Edit: Whole strings should be matched and allowed separators are whitespace and\or comma. Substrings should not be matched.


Solution

  • (F)lex does not implement negative lookahead assertions. (Note: preceding link is not an endorsement.)

    You can find a complete list of the regular expression operators accepted by flex in the flex manual; if a syntax is not in that list, it will not be recognized regardless of what online regex services tell you. (Note: preceding link is an endorsement.)

    (F)lex does implement a positive lookahead assertion, but only at the very end of the pattern. This is indicated with the trailing context operator /. You could use that operator to recognize your token by requiring that it be followed by something other than an A:

    [bB]{4,}[aA]{1,3}/[^Aa]  { printf("%s ", yytext); }
    

    But that is not quite the same semantics, because it won't recognise the token at the very end of the input. It requires that the token be followed by something which is not an A; begin followed by nothing does not count. (In practice, this might not make much difference. If you are scanning input from a text stream, you can reasonably expect the stream to have a newline as the last character, and the newline character will match [^Aa]. However, if you intend to scan text strings which might not have newlines at all, then you need to be aware of the issue.)

    Most of the time, this is not really what you want. Or if it really is what you want, then (f)lex is probably not a good match for your use case.

    (F)lex is designed to divide an input into consecutive tokens. It does not search for tokens; it identifies the token at the current input point. It expects that the entire input will consist of tokens, so some pattern needs to match at each point.

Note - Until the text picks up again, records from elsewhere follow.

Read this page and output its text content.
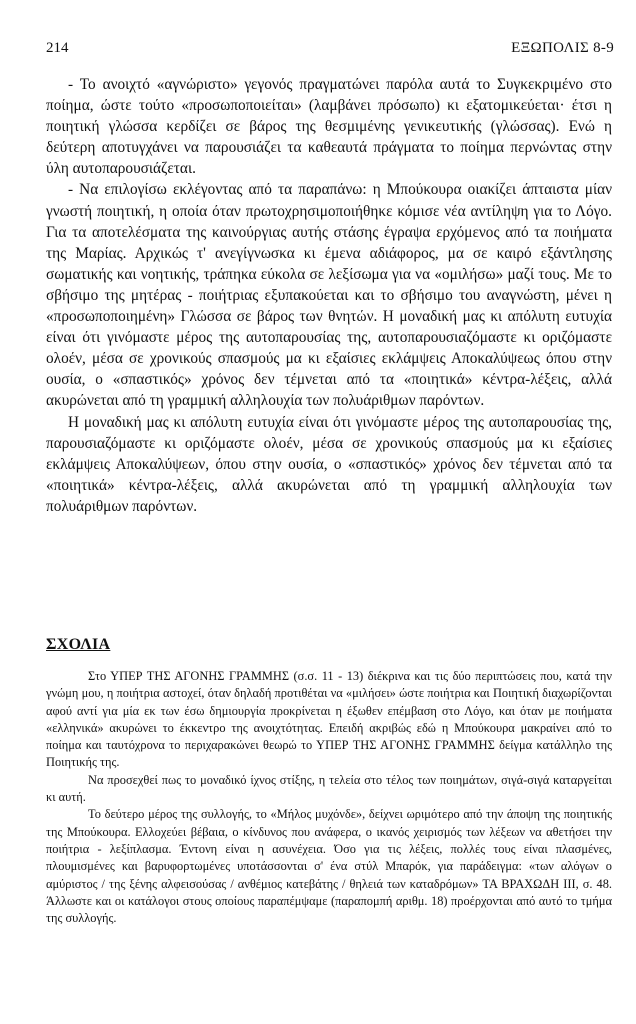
214	ΕΞΩΠΟΛΙΣ 8-9

- Το ανοιχτό «αγνώριστο» γεγονός πραγματώνει παρόλα αυτά το Συγκεκριμένο στο ποίημα, ώστε τούτο «προσωποποιείται» (λαμβάνει πρόσωπο) κι εξατομικεύεται· έτσι η ποιητική γλώσσα κερδίζει σε βάρος της θεσμιμένης γενικευτικής (γλώσσας). Ενώ η δεύτερη αποτυγχάνει να παρουσιάζει τα καθεαυτά πράγματα το ποίημα περνώντας στην ύλη αυτοπαρουσιάζεται.

- Να επιλογίσω εκλέγοντας από τα παραπάνω: η Μπούκουρα οιακίζει άπταιστα μίαν γνωστή ποιητική, η οποία όταν πρωτοχρησιμοποιήθηκε κόμισε νέα αντίληψη για το Λόγο. Για τα αποτελέσματα της καινούργιας αυτής στάσης έγραψα ερχόμενος από τα ποιήματα της Μαρίας. Αρχικώς τ' ανεγίγνωσκα κι έμενα αδιάφορος, μα σε καιρό εξάντλησης σωματικής και νοητικής, τράπηκα εύκολα σε λεξίσωμα για να «ομιλήσω» μαζί τους. Με το σβήσιμο της μητέρας - ποιήτριας εξυπακούεται και το σβήσιμο του αναγνώστη, μένει η «προσωποποιημένη» Γλώσσα σε βάρος των θνητών. Η μοναδική μας κι απόλυτη ευτυχία είναι ότι γινόμαστε μέρος της αυτοπαρουσίας της, αυτοπαρουσιαζόμαστε κι οριζόμαστε ολοέν, μέσα σε χρονικούς σπασμούς μα κι εξαίσιες εκλάμψεις Αποκαλύψεως όπου στην ουσία, ο «σπαστικός» χρόνος δεν τέμνεται από τα «ποιητικά» κέντρα-λέξεις, αλλά ακυρώνεται από τη γραμμική αλληλουχία των πολυάριθμων παρόντων.

Η μοναδική μας κι απόλυτη ευτυχία είναι ότι γινόμαστε μέρος της αυτοπαρουσίας της, παρουσιαζόμαστε κι οριζόμαστε ολοέν, μέσα σε χρονικούς σπασμούς μα κι εξαίσιες εκλάμψεις Αποκαλύψεων, όπου στην ουσία, ο «σπαστικός» χρόνος δεν τέμνεται από τα «ποιητικά» κέντρα-λέξεις, αλλά ακυρώνεται από τη γραμμική αλληλουχία των πολυάριθμων παρόντων.

ΣΧΟΛΙΑ

Στο ΥΠΕΡ ΤΗΣ ΑΓΟΝΗΣ ΓΡΑΜΜΗΣ (σ.σ. 11 - 13) διέκρινα και τις δύο περιπτώσεις που, κατά την γνώμη μου, η ποιήτρια αστοχεί, όταν δηλαδή προτιθέται να «μιλήσει» ώστε ποιήτρια και Ποιητική διαχωρίζονται αφού αντί για μία εκ των έσω δημιουργία προκρίνεται η έξωθεν επέμβαση στο Λόγο, και όταν με ποιήματα «ελληνικά» ακυρώνει το έκκεντρο της ανοιχτότητας. Επειδή ακριβώς εδώ η Μπούκουρα μακραίνει από το ποίημα και ταυτόχρονα το περιχαρακώνει θεωρώ το ΥΠΕΡ ΤΗΣ ΑΓΟΝΗΣ ΓΡΑΜΜΗΣ δείγμα κατάλληλο της Ποιητικής της.

Να προσεχθεί πως το μοναδικό ίχνος στίξης, η τελεία στο τέλος των ποιημάτων, σιγά-σιγά καταργείται κι αυτή.

Το δεύτερο μέρος της συλλογής, το «Μήλος μυχόνδε», δείχνει ωριμότερο από την άποψη της ποιητικής της Μπούκουρα. Ελλοχεύει βέβαια, ο κίνδυνος που ανάφερα, ο ικανός χειρισμός των λέξεων να αθετήσει την ποιήτρια - λεξίπλασμα. Έντονη είναι η ασυνέχεια. Όσο για τις λέξεις, πολλές τους είναι πλασμένες, πλουμισμένες και βαρυφορτωμένες υποτάσσονται σ' ένα στύλ Μπαρόκ, για παράδειγμα: «των αλόγων ο αμύριστος / της ξένης αλφεισούσας / ανθέμιος κατεβάτης / θηλειά των καταδρόμων» ΤΑ ΒΡΑΧΩΔΗ ΙΙΙ, σ. 48. Άλλωστε και οι κατάλογοι στους οποίους παραπέμψαμε (παραπομπή αριθμ. 18) προέρχονται από αυτό το τμήμα της συλλογής.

    On that basis, you need to think about what kind of token a non-matching sequence is. Take, for example:

    bbbbbbbaaaa
    

    That has too many as to be a "string" with your rule. So what is it?

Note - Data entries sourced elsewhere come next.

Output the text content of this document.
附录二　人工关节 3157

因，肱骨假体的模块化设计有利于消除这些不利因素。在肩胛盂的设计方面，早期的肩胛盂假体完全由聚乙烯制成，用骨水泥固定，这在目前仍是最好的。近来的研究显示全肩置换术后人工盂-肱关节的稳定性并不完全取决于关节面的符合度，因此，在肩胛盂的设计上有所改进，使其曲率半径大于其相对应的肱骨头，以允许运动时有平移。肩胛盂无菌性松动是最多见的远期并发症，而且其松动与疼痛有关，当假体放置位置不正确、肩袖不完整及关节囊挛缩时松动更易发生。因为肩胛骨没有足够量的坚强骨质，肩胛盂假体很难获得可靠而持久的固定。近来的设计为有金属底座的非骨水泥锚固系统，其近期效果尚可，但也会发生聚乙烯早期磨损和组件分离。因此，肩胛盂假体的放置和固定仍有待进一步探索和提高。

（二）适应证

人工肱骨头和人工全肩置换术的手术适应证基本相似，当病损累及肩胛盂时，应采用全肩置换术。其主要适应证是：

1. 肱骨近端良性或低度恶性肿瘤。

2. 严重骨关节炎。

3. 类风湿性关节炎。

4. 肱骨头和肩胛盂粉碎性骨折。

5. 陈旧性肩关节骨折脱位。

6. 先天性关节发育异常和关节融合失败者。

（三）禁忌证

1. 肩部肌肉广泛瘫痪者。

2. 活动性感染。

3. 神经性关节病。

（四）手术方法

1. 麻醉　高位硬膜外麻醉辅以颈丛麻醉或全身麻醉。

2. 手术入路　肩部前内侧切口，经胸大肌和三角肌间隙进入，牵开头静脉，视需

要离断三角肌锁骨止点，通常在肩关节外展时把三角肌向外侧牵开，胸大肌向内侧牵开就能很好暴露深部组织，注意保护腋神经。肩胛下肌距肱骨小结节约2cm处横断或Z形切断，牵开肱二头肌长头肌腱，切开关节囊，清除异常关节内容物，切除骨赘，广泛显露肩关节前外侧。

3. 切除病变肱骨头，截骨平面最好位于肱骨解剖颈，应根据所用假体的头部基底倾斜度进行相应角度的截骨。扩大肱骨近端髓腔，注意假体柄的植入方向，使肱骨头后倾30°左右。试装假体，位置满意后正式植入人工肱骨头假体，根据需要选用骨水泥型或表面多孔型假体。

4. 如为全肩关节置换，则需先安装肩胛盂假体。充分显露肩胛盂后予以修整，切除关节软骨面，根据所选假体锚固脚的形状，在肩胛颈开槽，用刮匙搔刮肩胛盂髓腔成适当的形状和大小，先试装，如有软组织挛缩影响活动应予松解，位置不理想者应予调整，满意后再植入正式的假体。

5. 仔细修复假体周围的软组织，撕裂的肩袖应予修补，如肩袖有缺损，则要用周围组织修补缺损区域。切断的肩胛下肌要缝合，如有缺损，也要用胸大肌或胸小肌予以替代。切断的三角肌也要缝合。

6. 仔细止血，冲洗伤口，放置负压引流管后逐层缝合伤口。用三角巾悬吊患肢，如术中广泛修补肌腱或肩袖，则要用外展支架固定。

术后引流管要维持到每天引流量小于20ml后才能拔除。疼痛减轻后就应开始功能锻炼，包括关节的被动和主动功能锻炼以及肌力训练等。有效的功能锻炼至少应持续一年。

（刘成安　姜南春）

    1. The valid token bbbbbbbaaa followed by another token starting with a?

    2. A valid token which matches some other pattern? (Eg. LONG_STRING)?

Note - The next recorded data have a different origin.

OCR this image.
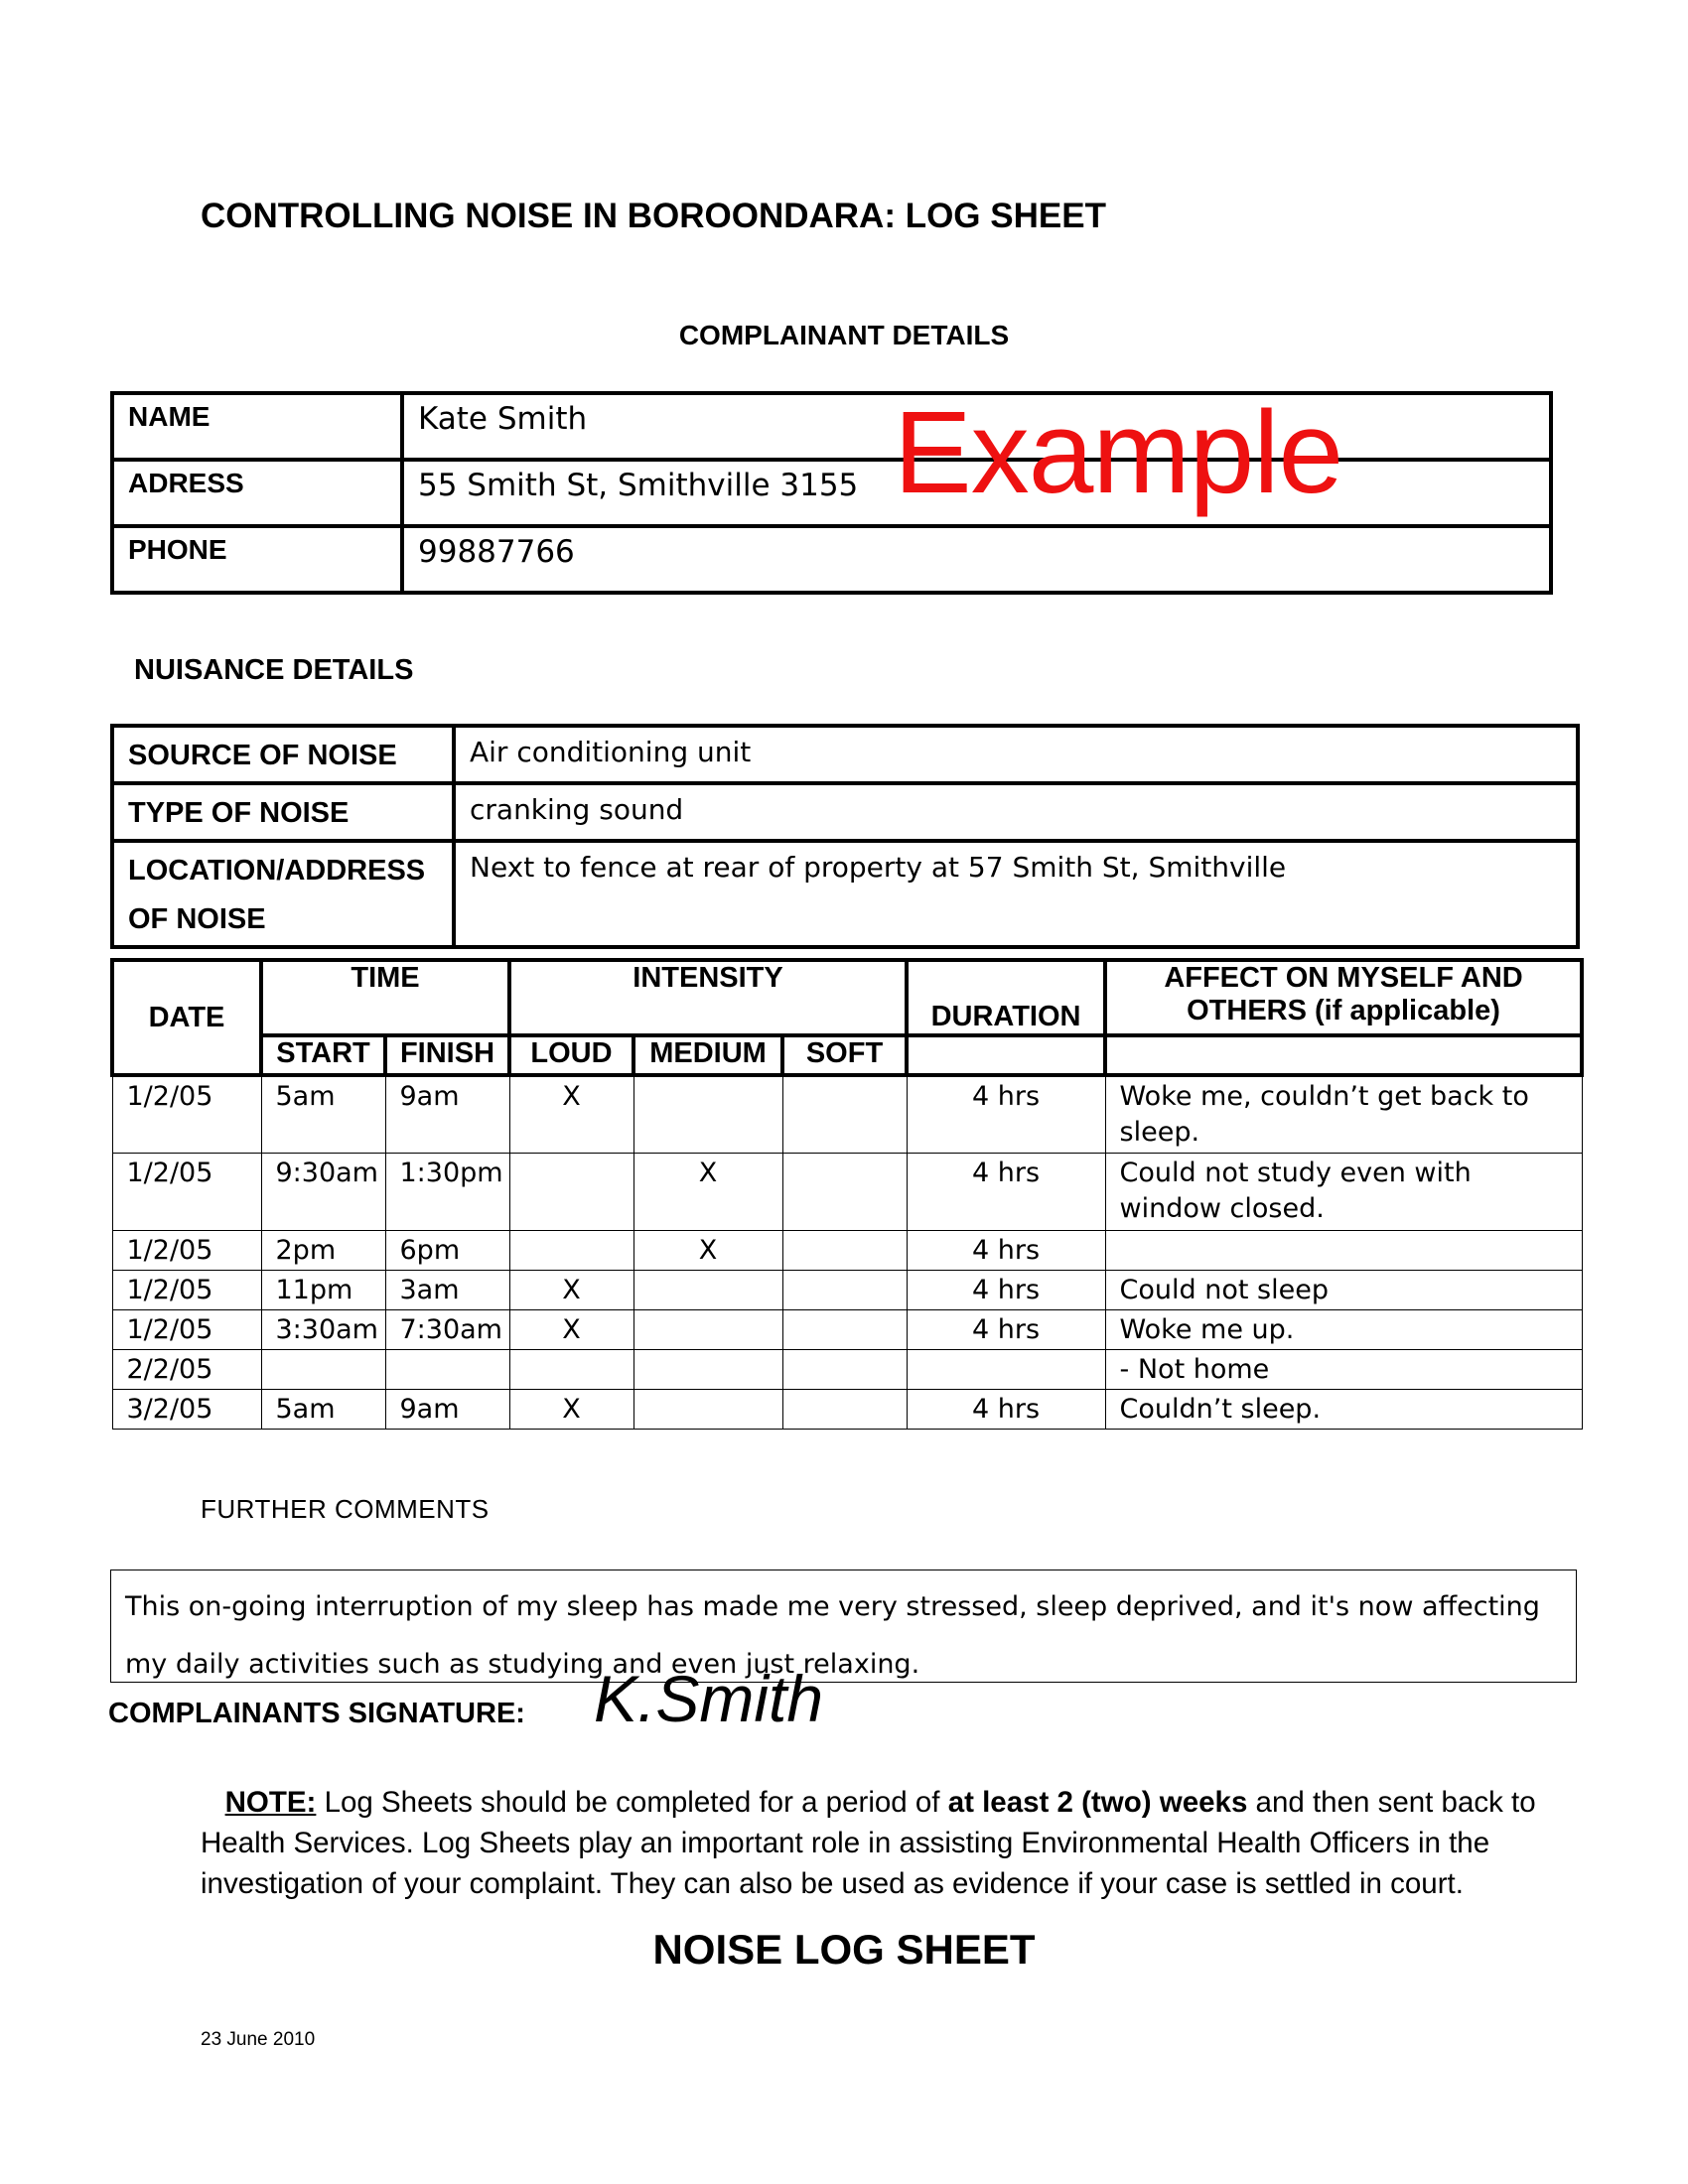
CONTROLLING NOISE IN BOROONDARA: LOG SHEET
COMPLAINANT DETAILS
NAME	Kate Smith
ADRESS	55 Smith St, Smithville 3155
PHONE	99887766
Example
NUISANCE DETAILS
SOURCE OF NOISE	Air conditioning unit
TYPE OF NOISE	cranking sound

LOCATION/ADDRESS
OF NOISE	Next to fence at rear of property at 57 Smith St, Smithville
DATE	TIME		INTENSITY			DURATION	AFFECT ON MYSELF AND
OTHERS (if applicable)

	START	FINISH	LOUD	MEDIUM	SOFT		
1/2/05	5am	9am	X			4 hrs	Woke me, couldn’t get back to sleep.
1/2/05	9:30am	1:30pm		X		4 hrs	Could not study even with window closed.
1/2/05	2pm	6pm		X		4 hrs	
1/2/05	11pm	3am	X			4 hrs	Could not sleep
1/2/05	3:30am	7:30am	X			4 hrs	Woke me up.
2/2/05							- Not home
3/2/05	5am	9am	X			4 hrs	Couldn’t sleep.
FURTHER COMMENTS
This on-going interruption of my sleep has made me very stressed, sleep deprived, and it's now affecting my daily activities such as studying and even just relaxing.
COMPLAINANTS SIGNATURE: K.Smith
NOTE: Log Sheets should be completed for a period of at least 2 (two) weeks and then sent back to Health Services. Log Sheets play an important role in assisting Environmental Health Officers in the investigation of your complaint. They can also be used as evidence if your case is settled in court.
NOISE LOG SHEET
23 June 2010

    3. An invalid token which should be ignored, allowing the scan to continue?

    4. An unrecoverable error?

    All of those cases can be handled without using any lookaround operators.

    In the first case, it is sufficient to use a regular expression which matches a valid token:

    [bB]{4,}[aA]{1,3}     { printf("Valid STRING: %s ", yytext); }
    

    In the second case, you can rely on the (f)lex maximum munch matching rule, which states that the pattern corresponding to the longest match will be used:

    [bB]{4,}[aA]{1,3}     { printf("Valid STRING: %s ", yytext); }
    [bB]{4,}[aA]{4,}      { printf("Valid LONG STRING: %s ", yytext); }
    

    That can be simplified:

    [bB]{4,}[aA]{1,3}     { printf("Valid STRING: %s ", yytext); }
    [bB]{4,}[aA]          { printf("Valid LONG STRING: %s ", yytext); }
    

    This will have the same effect because the (f)lex rule to decide between two patterns which both have the longest match is to use the first of the patterns in the input file. So the first six characters of bbbbaa--- matches both patterns and thus the first one wins, while bbbbaaaa--- has a seven-character match with the first pattern and an eight-character match with the second one, so the second one wins.

    For the third and fourth cases, the above pair of patterns can be used as well; the only difference is in the action corresponding to the second pattern. For case 3: ignore the token, possibly issuing a warning; for case 4: produce an error message and terminate the scan.